UNISONActive is an unofficial blog produced by UNISON activists for UNISON activists. Bringing news, briefings and events from a progressive left perspective.

Friday, 6 May 2011

Election Analysis - Trapdoors and golden gateways

Many council election results in England are yet to declare but the emerging picture is that Labour can’t afford to be complacent. So far there have been some Liberal Democrat scalps claimed in places like Hull and Sheffield, with losses to knock the Liberal Democrats off overall control in places like Stockport and Bristol.

In Manchester every Liberal standing for election was annihilated and in many places not least because of the anger of the student population who had been duped by Clegg at the general election.

However the picture is certainly not universal. The Tory vote in many places has been sustained. Clegg has become the best human shield that Cameron could have hoped for.

In the South and South West the Tories and the inroads that Labour made in the south pre 1997 are still a pipe dream for Ed Miliband. The electorate don’t yet recognise Cameron as Thatcherite and so they are sustaining the vote in the south whereas the Northern towns, most bitterly affected by the Thatcher years, appear to have started to come back to Labour rejecting the lies and broken promises of the Liberal Democrats. The Lib Dems have been exposed as an ineffective brake on the worse excesses of the Tory right which many had hoped was a role they could at least partially fulfil.

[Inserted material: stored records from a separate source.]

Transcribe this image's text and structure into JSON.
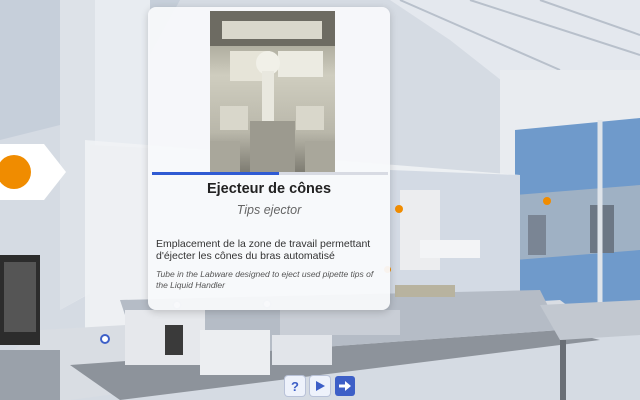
{
  "info_card": {
    "title": "Ejecteur de cônes",
    "subtitle": "Tips ejector",
    "description_fr": "Emplacement de la zone de travail permettant d'éjecter les cônes du bras automatisé",
    "description_en": "Tube in the Labware designed to eject used pipette tips of the Liquid Handler",
    "progress": 0.54
  },
  "controls": {
    "help_label": "?",
    "help_icon": "question-icon",
    "play_icon": "play-icon",
    "next_icon": "arrow-right-icon"
  },
  "colors": {
    "accent": "#3d5fc7",
    "marker": "#f08c00",
    "progress": "#2f5bd3"
  }
}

Whatever the message from the Liberals, that Clegg is safe, he is now vulnerable and answerable to both his party and the 300 or so councillors who have lost their seats. Conversely the results will have buoyed the Tory ministers and potentially given them fresh impetus to move rapidly on public sector privatisation (let’s stop calling it reform). The Tories will want to get this under the belt before the fracture lines in the coalition turn into huge chasms.

The Liberal Democratic councillors are due to meet in June in Bristol – not now a celebration of their host authority that is no longer liberal, but an opportunity to lick their wounds and call for Clegg to go. As far as Leaders go they are an impatient party.

For the newly elected Labour councils now is the time for them to be true to Labour values. They need to halt privatisation and ‘soft outsourcing’ and arms length arrangements. They need to stop toying with fanciful ideals of mutuals and coops that are not vehicles for truly public services.

They need to demonstrate to neighbouring constituencies that Labour has learned lessons from its years as the smallest of the main parties in local government.

They need to get back to true values of municipality and take a leadership role in local communities, in education, in crime, in social care.

In the things that matter to the people with the quietest voices, not the self serving lobbyist and unrepresentative factions of the so called third sector.

Councils do good things. Labour councils should do excellent things. Labour nationally should start to listen to true Labour local councils.